Good news on CNNMoney.com yesterday. Consumer debt is on its way down! Really. According to the report, this is the 6th consecutive month that the total amount of debt has decreased. This month the amount exceeded expectations and was down $21.6 billion dollars!
That is great news, but we have a long way to go. The new total amount of consumer debt is around $2.47 trillion dollars. Wow, how do we really start shaving that off? More importantly, how did we ever get there?
The getting there part was easy. We lived beyond our means. Credit in the forms of credit cards, extended payment plans, home equity lines and the like have allowed us to aggressively rack up the amount that we owe.
That same availability of credit has allowed us to purchase things that we could not afford and more of it more often. Yes, I did say more than we could afford.

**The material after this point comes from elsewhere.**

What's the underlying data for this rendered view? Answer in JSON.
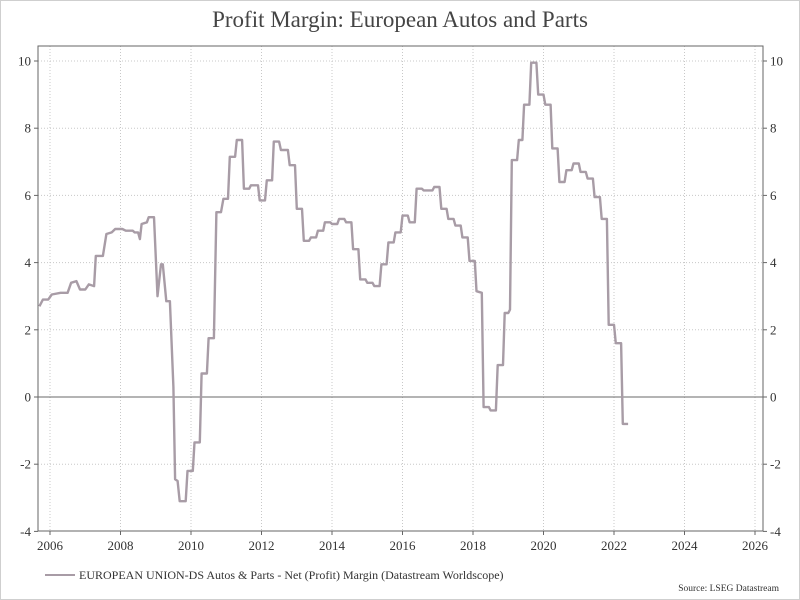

If we could have afforded it there was no need for borrow for it.
Today, as things get tight, it becomes more difficult to keep up the payments and is some cases we can not continue them.
What can you do?
- Get on an aggressive debt reduction diet.
- Cut up all plastic forms of debt
- Pay off and close all available forms of credit.
- Live on less than you make
Be careful using debit cards. In a related story this morning, the New York Times shows how people are being hit with big charges for exceeding their checking balance using a debit card. In one example, a $4.14 cup of coffee at Starbucks (see why I call them Fourbucks) wound up costing $38.14 after the bank fee.
Questions – what are you doing to pay down your debt owed? How are you managing without a credit card?